James Davenport ends this letter fittingly: “Liberty Peace and Independence forever.” He returned home in 1783 and married Esther Mellish in 1784. They had eleven children and James Davenport died forty years later, remembered as a devout Christian and Master Mason, at age 64. His descendants carefully preserved mementoes of his service, including the letters transcribed here as well as his noncommissioned officer’s sword from his service under the Marquis de Lafayette and the various objects highlighted elsewhere here. According to a family story, Esther Mellish used the red wool from a British coat that James Davenport brought home to make a small pair of baby booties for their new child. Carefully preserved by later generations, these booties allow us to imagine how the first generation of American revolutionaries beat swords into ploughshares and began their lives in the new United States.
The Davenport Letters: August 20, 1782
On August 20, 1782, James Davenport and the 8th Massachusetts Regiment were still at West Point. Camp rumors suggested the war might be coming to an end, and Davenport reflected ongoing grievances against Loyalists in his objection to the idea that a peace settlement might allow them to “have their farms as usual.” He was wistful for home, especially as family members moved on with their lives. But he ended with a joke directly at his brother, requesting Samuel to keep him, a “Gentleman Soldier,” in mind if his ship ever came in.
The Davenport Letters: May 22, Year Unknown
This letter does not include a year. James Davenport’s letters and his memoirs indicate that he was at West Point in May 1779, 1780, and 1782, so it is unclear in which year he wrote this one. John Davenport, who transcribed this letter in the 1850s, numbered it as the second letter, between Isaac How Davenport’s two, but James was at Valley Forge, not West Point, in May 1778.
James Davenport was born in 1759 and apprenticed to a local shoemaker. In 1776, he enlisted in a militia unit and then in the Continental Army in February 1777. In April 1777, he began several months of campaigning in New York that eventually took him to the Battle of Saratoga in September.
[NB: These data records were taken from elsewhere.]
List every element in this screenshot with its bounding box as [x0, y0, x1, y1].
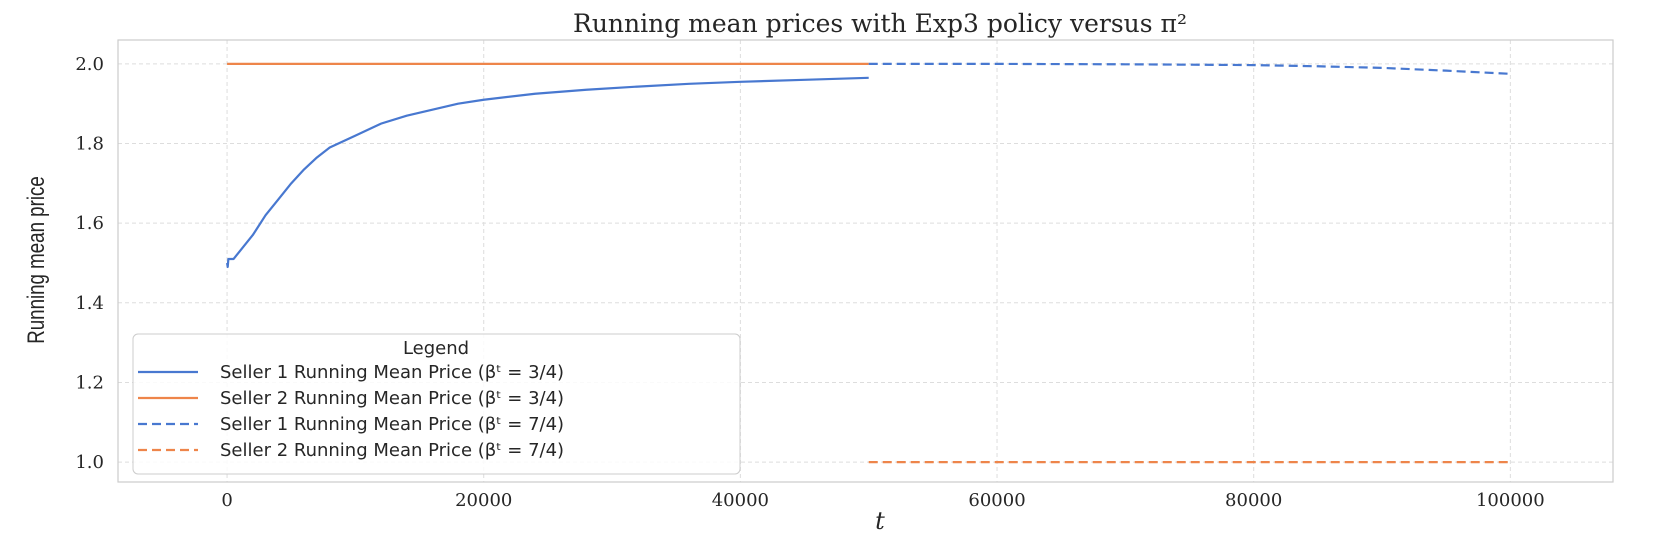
y-tick-label: 1.0 [75, 452, 104, 473]
legend: Legend Seller 1 Running Mean Price (βᵗ =… [132, 333, 741, 475]
chart-title: Running mean prices with Exp3 policy ver… [573, 9, 1187, 38]
series-line-1 [225, 76, 869, 269]
y-axis-label: Running mean price [23, 176, 50, 344]
legend-title: Legend [403, 338, 469, 359]
y-tick-label: 1.4 [75, 293, 104, 314]
x-tick-label: 100000 [1476, 490, 1545, 511]
x-tick-label: 0 [221, 490, 232, 511]
legend-label: Seller 1 Running Mean Price (βᵗ = 3/4) [220, 362, 564, 383]
series-layer [225, 62, 1511, 464]
y-tick-label: 1.8 [75, 134, 104, 155]
legend-box [132, 333, 741, 475]
x-axis-label: t [875, 507, 885, 535]
x-tick-label: 40000 [712, 490, 769, 511]
legend-items: Seller 1 Running Mean Price (βᵗ = 3/4) Se… [138, 362, 564, 461]
y-tick-label: 1.2 [75, 372, 104, 393]
grid [118, 40, 1613, 482]
x-ticks: 0 20000 40000 60000 80000 100000 [221, 490, 1544, 511]
legend-label: Seller 1 Running Mean Price (βᵗ = 7/4) [220, 414, 564, 435]
y-tick-label: 2.0 [75, 54, 104, 75]
legend-label: Seller 2 Running Mean Price (βᵗ = 7/4) [220, 440, 564, 461]
x-tick-label: 20000 [455, 490, 512, 511]
y-ticks: 1.0 1.2 1.4 1.6 1.8 2.0 [75, 54, 104, 473]
x-tick-label: 60000 [968, 490, 1025, 511]
plot-frame [117, 39, 1614, 483]
series-line-3 [868, 62, 1511, 75]
legend-label: Seller 2 Running Mean Price (βᵗ = 3/4) [220, 388, 564, 409]
x-tick-label: 80000 [1225, 490, 1282, 511]
y-tick-label: 1.6 [75, 213, 104, 234]
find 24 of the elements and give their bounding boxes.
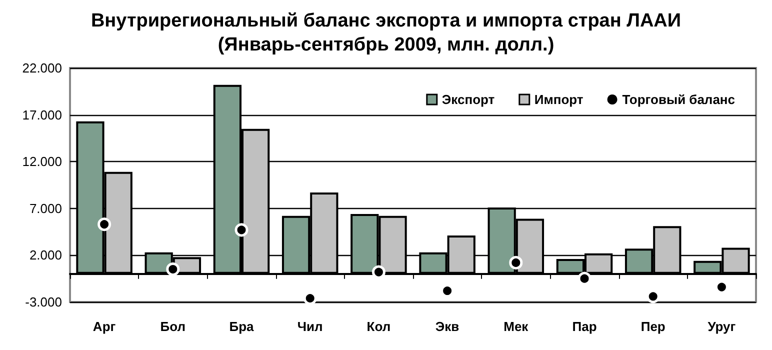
y-tick-label: 12.000: [22, 154, 62, 170]
y-tick-label: 22.000: [22, 60, 62, 76]
chart-title: Внутрирегиональный баланс экспорта и импорта стран ЛААИ (Январь-сентябрь 2009, млн. долл.): [90, 10, 682, 56]
x-tick-label: Мек: [504, 319, 529, 334]
x-tick-label: Чил: [297, 319, 323, 334]
y-tick-label: 7.000: [29, 200, 62, 216]
x-tick-label: Бол: [160, 319, 186, 334]
legend-label: Импорт: [534, 92, 584, 107]
point: [98, 218, 112, 232]
x-tick-label: Бра: [229, 319, 255, 334]
point: [234, 223, 248, 237]
x-tick-label: Уруг: [708, 319, 736, 334]
legend-label: Экспорт: [442, 92, 495, 107]
x-tick-label: Пар: [572, 319, 597, 334]
x-tick-label: Кол: [366, 319, 391, 334]
y-tick-label: -3.000: [25, 294, 62, 310]
y-tick-label: 17.000: [22, 107, 62, 122]
point: [509, 256, 523, 270]
x-tick-label: Экв: [435, 319, 460, 334]
point: [166, 262, 180, 276]
legend-label: Торговый баланс: [622, 92, 736, 107]
x-tick-label: Арг: [92, 319, 116, 334]
y-tick-label: 2.000: [29, 248, 62, 263]
x-tick-label: Пер: [640, 319, 666, 334]
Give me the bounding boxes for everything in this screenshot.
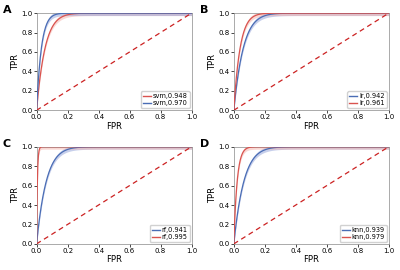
- Legend: svm,0.948, svm,0.970: svm,0.948, svm,0.970: [141, 91, 190, 108]
- Text: D: D: [200, 139, 209, 149]
- Text: C: C: [2, 139, 10, 149]
- X-axis label: FPR: FPR: [106, 122, 122, 131]
- Legend: rf,0.941, rf,0.995: rf,0.941, rf,0.995: [150, 225, 190, 242]
- Y-axis label: TPR: TPR: [208, 187, 217, 203]
- Legend: knn,0.939, knn,0.979: knn,0.939, knn,0.979: [340, 225, 387, 242]
- Text: B: B: [200, 5, 208, 15]
- Legend: lr,0.942, lr,0.961: lr,0.942, lr,0.961: [347, 91, 387, 108]
- Text: A: A: [2, 5, 11, 15]
- Y-axis label: TPR: TPR: [208, 54, 217, 70]
- X-axis label: FPR: FPR: [106, 255, 122, 264]
- X-axis label: FPR: FPR: [303, 255, 319, 264]
- Y-axis label: TPR: TPR: [11, 54, 20, 70]
- X-axis label: FPR: FPR: [303, 122, 319, 131]
- Y-axis label: TPR: TPR: [11, 187, 20, 203]
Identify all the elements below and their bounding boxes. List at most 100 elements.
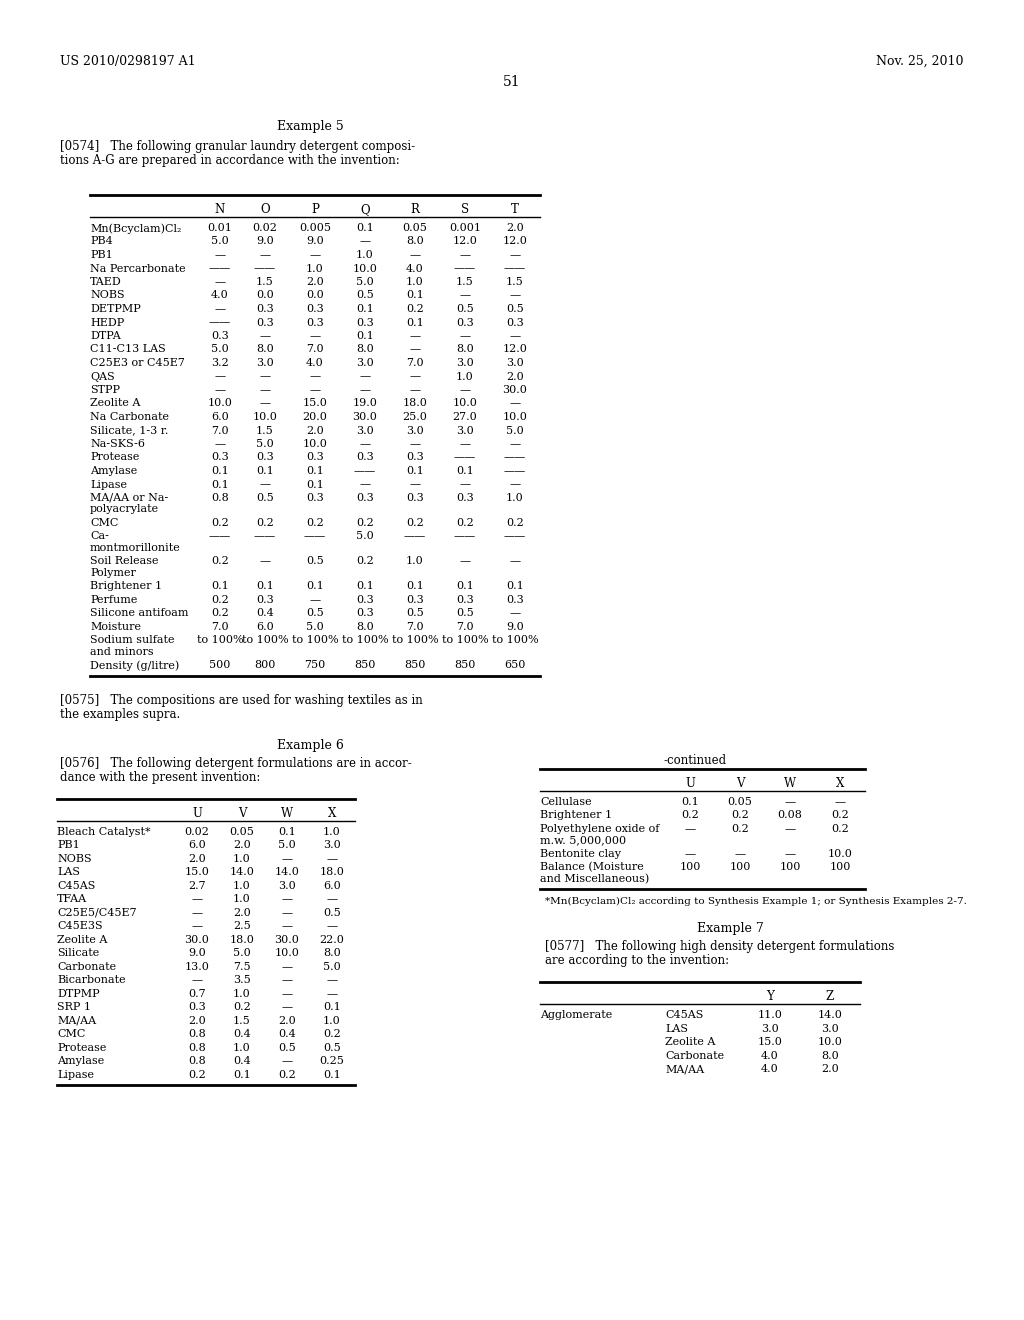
Text: ——: —— — [354, 466, 376, 477]
Text: —: — — [684, 824, 695, 834]
Text: —: — — [214, 304, 225, 314]
Text: Nov. 25, 2010: Nov. 25, 2010 — [877, 55, 964, 69]
Text: 5.0: 5.0 — [279, 841, 296, 850]
Text: —: — — [191, 895, 203, 904]
Text: 10.0: 10.0 — [827, 849, 852, 859]
Text: C11-C13 LAS: C11-C13 LAS — [90, 345, 166, 355]
Text: 5.0: 5.0 — [324, 962, 341, 972]
Text: 4.0: 4.0 — [211, 290, 229, 301]
Text: 100: 100 — [679, 862, 700, 873]
Text: 650: 650 — [504, 660, 525, 671]
Text: —: — — [259, 385, 270, 395]
Text: 0.05: 0.05 — [728, 797, 753, 807]
Text: 100: 100 — [779, 862, 801, 873]
Text: 11.0: 11.0 — [758, 1010, 782, 1020]
Text: —: — — [509, 399, 520, 408]
Text: 0.5: 0.5 — [279, 1043, 296, 1053]
Text: 0.3: 0.3 — [506, 595, 524, 605]
Text: 3.2: 3.2 — [211, 358, 229, 368]
Text: 0.4: 0.4 — [256, 609, 273, 619]
Text: 0.2: 0.2 — [306, 517, 324, 528]
Text: m.w. 5,000,000: m.w. 5,000,000 — [540, 836, 626, 845]
Text: U: U — [685, 777, 695, 789]
Text: —: — — [282, 854, 293, 863]
Text: 5.0: 5.0 — [306, 622, 324, 632]
Text: P: P — [311, 203, 318, 216]
Text: Brightener 1: Brightener 1 — [540, 810, 612, 821]
Text: 0.5: 0.5 — [456, 609, 474, 619]
Text: 1.5: 1.5 — [233, 1016, 251, 1026]
Text: C45E3S: C45E3S — [57, 921, 102, 932]
Text: and minors: and minors — [90, 647, 154, 657]
Text: MA/AA: MA/AA — [57, 1016, 96, 1026]
Text: —: — — [460, 249, 471, 260]
Text: Protease: Protease — [90, 453, 139, 462]
Text: 0.4: 0.4 — [233, 1056, 251, 1067]
Text: 0.5: 0.5 — [356, 290, 374, 301]
Text: 2.0: 2.0 — [306, 425, 324, 436]
Text: 1.0: 1.0 — [407, 557, 424, 566]
Text: —: — — [460, 440, 471, 449]
Text: —: — — [309, 595, 321, 605]
Text: —: — — [191, 921, 203, 932]
Text: DTPA: DTPA — [90, 331, 121, 341]
Text: 1.0: 1.0 — [233, 854, 251, 863]
Text: 25.0: 25.0 — [402, 412, 427, 422]
Text: —: — — [259, 249, 270, 260]
Text: 0.25: 0.25 — [319, 1056, 344, 1067]
Text: 0.1: 0.1 — [456, 466, 474, 477]
Text: 0.2: 0.2 — [831, 810, 849, 821]
Text: 0.08: 0.08 — [777, 810, 803, 821]
Text: Polymer: Polymer — [90, 568, 136, 578]
Text: and Miscellaneous): and Miscellaneous) — [540, 874, 649, 884]
Text: ——: —— — [504, 466, 526, 477]
Text: 0.2: 0.2 — [356, 557, 374, 566]
Text: Agglomerate: Agglomerate — [540, 1010, 612, 1020]
Text: —: — — [509, 557, 520, 566]
Text: 5.0: 5.0 — [356, 277, 374, 286]
Text: 0.005: 0.005 — [299, 223, 331, 234]
Text: Zeolite A: Zeolite A — [665, 1038, 716, 1047]
Text: —: — — [359, 236, 371, 247]
Text: —: — — [734, 849, 745, 859]
Text: 0.2: 0.2 — [407, 517, 424, 528]
Text: —: — — [259, 371, 270, 381]
Text: O: O — [260, 203, 269, 216]
Text: Example 5: Example 5 — [276, 120, 343, 133]
Text: 10.0: 10.0 — [208, 399, 232, 408]
Text: Silicate, 1-3 r.: Silicate, 1-3 r. — [90, 425, 168, 436]
Text: —: — — [410, 331, 421, 341]
Text: W: W — [784, 777, 796, 789]
Text: C45AS: C45AS — [665, 1010, 703, 1020]
Text: 3.0: 3.0 — [761, 1024, 779, 1034]
Text: ——: —— — [454, 532, 476, 541]
Text: 0.1: 0.1 — [324, 1071, 341, 1080]
Text: Example 7: Example 7 — [696, 923, 763, 936]
Text: —: — — [460, 557, 471, 566]
Text: LAS: LAS — [57, 867, 80, 878]
Text: 0.5: 0.5 — [456, 304, 474, 314]
Text: 0.0: 0.0 — [256, 290, 273, 301]
Text: 0.3: 0.3 — [306, 318, 324, 327]
Text: 18.0: 18.0 — [402, 399, 427, 408]
Text: —: — — [282, 989, 293, 999]
Text: 8.0: 8.0 — [356, 622, 374, 632]
Text: Na Carbonate: Na Carbonate — [90, 412, 169, 422]
Text: 0.2: 0.2 — [211, 595, 229, 605]
Text: —: — — [259, 399, 270, 408]
Text: 0.2: 0.2 — [188, 1071, 206, 1080]
Text: ——: —— — [209, 532, 231, 541]
Text: —: — — [282, 1056, 293, 1067]
Text: —: — — [509, 479, 520, 490]
Text: 0.3: 0.3 — [356, 453, 374, 462]
Text: NOBS: NOBS — [57, 854, 91, 863]
Text: 500: 500 — [209, 660, 230, 671]
Text: 0.8: 0.8 — [188, 1030, 206, 1039]
Text: —: — — [460, 479, 471, 490]
Text: ——: —— — [504, 453, 526, 462]
Text: —: — — [684, 849, 695, 859]
Text: 1.0: 1.0 — [324, 1016, 341, 1026]
Text: —: — — [282, 895, 293, 904]
Text: W: W — [281, 807, 293, 820]
Text: Sodium sulfate: Sodium sulfate — [90, 635, 174, 645]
He spent that winter at Valley Forge with the main Continental Army, where, according to his memoir, “huts and cells were built to dwell in during the winter, as commodious as place and circumstances would allow.” After a brief illness and recovery away from camp, he was inoculated for smallpox, as a result of which he “had a siege of it; but I came off conqueror.” In 1778 and 1779, he fought at the Battle of Monmouth, endured a series of illnesses, and saw active service in New York before gaining a furlough in December 1779.
In this undated letter, he complains about the minimal daily rations that Continental soldiers sometimes received: in this case, half a pound of bread, a gill (four ounces, or half a cup) of peas, and “a little stinking shad,” a type of fish. May was a hard month in army encampments because there was little fresh food available, and stores put up the previous summer and fall would be running low and spoiling.